Finalmente l’amministrazione Cicero ha ottenuto quello che predica da tempo, il mondo parla di Castelbuono. Ma per pessime notizie per la nostra immagine. Dopo l’amianto, la tegola dei furbetti del cartellino.

Il sindaco, come sua abitudine, prova a scaricare la responsabilità su altri. Per il sindaco basta lavarsi le mani e fare finta di non vedere il malcontento dei cittadini, la rabbia delle persone oneste. Si accontenta solo della confusione che ha in testa. Ma la storia da 2000 anni non classifica Ponzio Pilato tra gli uomini migliori del mondo.

Occorre invece ringraziare quanti si sono adoperati in un’indagine così lunga e delicata, il cittadino, la magistratura e i carabinieri che hanno bloccato in tempo comportamenti che oltre ad arrecare un danno economico alle casse comunali, contribuiscono ad offuscare l’immagine di un Paese ormai da parecchi mesi oggetto di gravi episodi e di cattiva cronaca.

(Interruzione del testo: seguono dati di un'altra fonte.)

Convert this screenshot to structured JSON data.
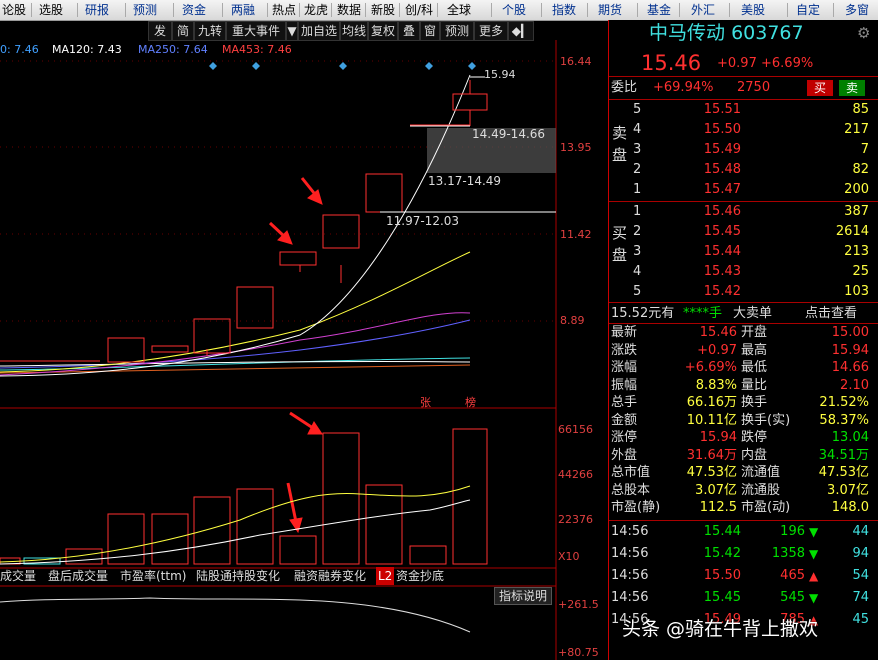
{
  "topbar": {
    "items": [
      "论股",
      "选股",
      "研报",
      "预测",
      "资金",
      "两融",
      "热点",
      "龙虎",
      "数据",
      "新股",
      "创/科",
      "全球",
      "个股",
      "指数",
      "期货",
      "基金",
      "外汇",
      "美股",
      "自定",
      "多窗"
    ]
  },
  "toolbar2": [
    "发",
    "简",
    "九转",
    "重大事件",
    "▼",
    "加自选",
    "均线",
    "复权",
    "叠",
    "窗",
    "预测",
    "更多",
    "◆▎"
  ],
  "ma_legend": [
    {
      "text": "0: 7.46",
      "color": "#40a0ff"
    },
    {
      "text": "MA120: 7.43",
      "color": "#ffffff"
    },
    {
      "text": "MA250: 7.64",
      "color": "#6080ff"
    },
    {
      "text": "MA453: 7.46",
      "color": "#ff4040"
    }
  ],
  "price_axis": [
    "16.44",
    "13.95",
    "11.42",
    "8.89"
  ],
  "volume_axis": [
    "66156",
    "44266",
    "22376",
    "X10"
  ],
  "indicator_axis": [
    "+261.5",
    "+80.75"
  ],
  "annotations": {
    "high": "15.94",
    "range1": "14.49-14.66",
    "range2": "13.17-14.49",
    "range3": "11.97-12.03"
  },
  "candle_marks": [
    "张",
    "榜"
  ],
  "tabs": [
    "成交量",
    "盘后成交量",
    "市盈率(ttm)",
    "陆股通持股变化",
    "融资融券变化",
    "L2",
    "资金抄底"
  ],
  "indicator_btn": "指标说明",
  "stock": {
    "name": "中马传动",
    "code": "603767",
    "price": "15.46",
    "change": "+0.97",
    "pct": "+6.69%"
  },
  "weibi": {
    "label": "委比",
    "ratio": "+69.94%",
    "diff": "2750",
    "buy": "买",
    "sell": "卖"
  },
  "sell_orders": [
    {
      "lvl": "5",
      "price": "15.51",
      "vol": "85"
    },
    {
      "lvl": "4",
      "price": "15.50",
      "vol": "217"
    },
    {
      "lvl": "3",
      "price": "15.49",
      "vol": "7"
    },
    {
      "lvl": "2",
      "price": "15.48",
      "vol": "82"
    },
    {
      "lvl": "1",
      "price": "15.47",
      "vol": "200"
    }
  ],
  "buy_orders": [
    {
      "lvl": "1",
      "price": "15.46",
      "vol": "387"
    },
    {
      "lvl": "2",
      "price": "15.45",
      "vol": "2614"
    },
    {
      "lvl": "3",
      "price": "15.44",
      "vol": "213"
    },
    {
      "lvl": "4",
      "price": "15.43",
      "vol": "25"
    },
    {
      "lvl": "5",
      "price": "15.42",
      "vol": "103"
    }
  ],
  "sell_label": [
    "卖",
    "盘"
  ],
  "buy_label": [
    "买",
    "盘"
  ],
  "big_order": {
    "price": "15.52元有",
    "stars": "****手",
    "label": "大卖单",
    "link": "点击查看"
  },
  "stats": [
    {
      "k1": "最新",
      "v1": "15.46",
      "k2": "开盘",
      "v2": "15.00"
    },
    {
      "k1": "涨跌",
      "v1": "+0.97",
      "k2": "最高",
      "v2": "15.94"
    },
    {
      "k1": "涨幅",
      "v1": "+6.69%",
      "k2": "最低",
      "v2": "14.66"
    },
    {
      "k1": "振幅",
      "v1": "8.83%",
      "k2": "量比",
      "v2": "2.10"
    },
    {
      "k1": "总手",
      "v1": "66.16万",
      "k2": "换手",
      "v2": "21.52%"
    },
    {
      "k1": "金额",
      "v1": "10.11亿",
      "k2": "换手(实)",
      "v2": "58.37%"
    },
    {
      "k1": "涨停",
      "v1": "15.94",
      "k2": "跌停",
      "v2": "13.04"
    },
    {
      "k1": "外盘",
      "v1": "31.64万",
      "k2": "内盘",
      "v2": "34.51万"
    },
    {
      "k1": "总市值",
      "v1": "47.53亿",
      "k2": "流通值",
      "v2": "47.53亿"
    },
    {
      "k1": "总股本",
      "v1": "3.07亿",
      "k2": "流通股",
      "v2": "3.07亿"
    },
    {
      "k1": "市盈(静)",
      "v1": "112.5",
      "k2": "市盈(动)",
      "v2": "148.0"
    }
  ],
  "ticks": [
    {
      "time": "14:56",
      "price": "15.44",
      "vol": "196",
      "dir": "down",
      "n": "44"
    },
    {
      "time": "14:56",
      "price": "15.42",
      "vol": "1358",
      "dir": "down",
      "n": "94"
    },
    {
      "time": "14:56",
      "price": "15.50",
      "vol": "465",
      "dir": "up",
      "n": "54"
    },
    {
      "time": "14:56",
      "price": "15.45",
      "vol": "545",
      "dir": "down",
      "n": "74"
    },
    {
      "time": "14:56",
      "price": "15.49",
      "vol": "785",
      "dir": "up",
      "n": "45"
    }
  ],
  "watermark": "头条 @骑在牛背上撒欢"
}
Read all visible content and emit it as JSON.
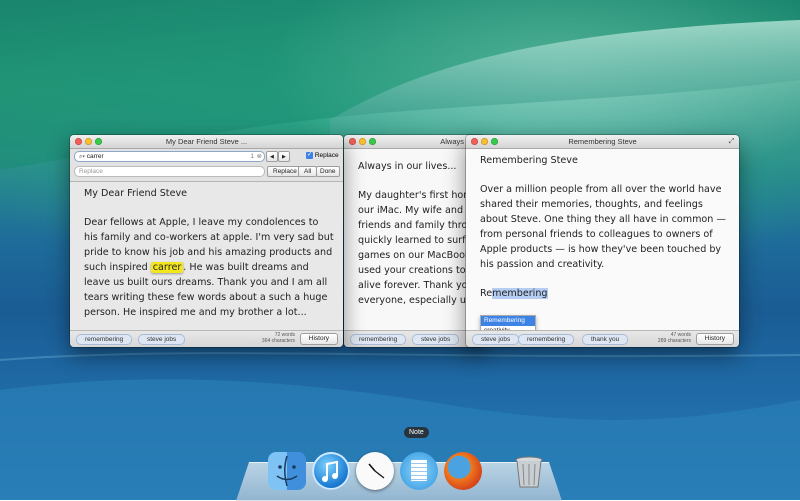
{
  "desktop": {
    "wallpaper": "ocean-wave"
  },
  "windows": {
    "win1": {
      "title": "My Dear Friend Steve ...",
      "find": {
        "query": "carrer",
        "count": "1",
        "replace_placeholder": "Replace",
        "replace_label": "Replace",
        "replace_checked": true,
        "replace_button": "Replace",
        "all_button": "All",
        "done_button": "Done",
        "prev_arrow": "◀",
        "next_arrow": "▶"
      },
      "doc_title": "My Dear Friend Steve",
      "body_before": "Dear fellows at Apple, I leave my condolences to his family and co-workers at apple. I'm very sad but pride to know his job and his amazing products and such inspired",
      "highlight": "carrer",
      "body_after": ". He was built dreams and leave us built ours dreams. Thank you and I am all tears writing these few words about a such a huge person. He inspired me and my brother a lot...",
      "tags": [
        "remembering",
        "steve jobs"
      ],
      "words": "72 words",
      "characters": "364 characters",
      "history_label": "History"
    },
    "win2": {
      "title": "Always",
      "doc_title": "Always in our lives...",
      "lines": [
        "My daughter's first home",
        "our iMac. My wife and",
        "friends and family throu",
        "quickly learned to surf t",
        "games on our MacBook",
        "used your creations to k",
        "alive forever. Thank you",
        "everyone, especially us."
      ],
      "tags": [
        "remembering",
        "steve jobs"
      ]
    },
    "win3": {
      "title": "Remembering Steve",
      "doc_title": "Remembering Steve",
      "body": "Over a million people from all over the world have shared their memories, thoughts, and feelings about Steve. One thing they all have in common — from personal friends to colleagues to owners of Apple products — is how they've been touched by his passion and creativity.",
      "typing_prefix": "Re",
      "typing_suggest": "membering",
      "autocomplete": [
        "Remembering",
        "creativity"
      ],
      "tags": [
        "steve jobs",
        "remembering",
        "thank you"
      ],
      "words": "47 words",
      "characters": "289 characters",
      "history_label": "History"
    }
  },
  "dock": {
    "tooltip": "Note",
    "icons": [
      "finder-icon",
      "itunes-icon",
      "clock-icon",
      "note-icon",
      "firefox-icon",
      "trash-icon"
    ]
  }
}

Ci auguriamo che si faccia totale trasparenza su quanto accaduto e che i dipendenti coinvolti possano chiarire le loro posizioni, come l’iter giuridico prevede a garanzia del cittadino. Speriamo anche che possano vivere, assieme alle loro famiglie, questo momento difficile con lucidità ed equilibrio.

Vogliamo al contempo manifestare tutta la nostra solidarietà e stima nei confronti della stragrande maggioranza di dipendenti comunali che ogni giorno compie il proprio dovere con passione e dedizione, e nei confronti di tutte le istituzioni come i Carabinieri e la Magistratura che, con il loro servizio sicuramente non sollecitato da amministrazioni giustizialiste, ricordano ai cittadini qual è la strada giusta per contribuire alla crescita della società civile.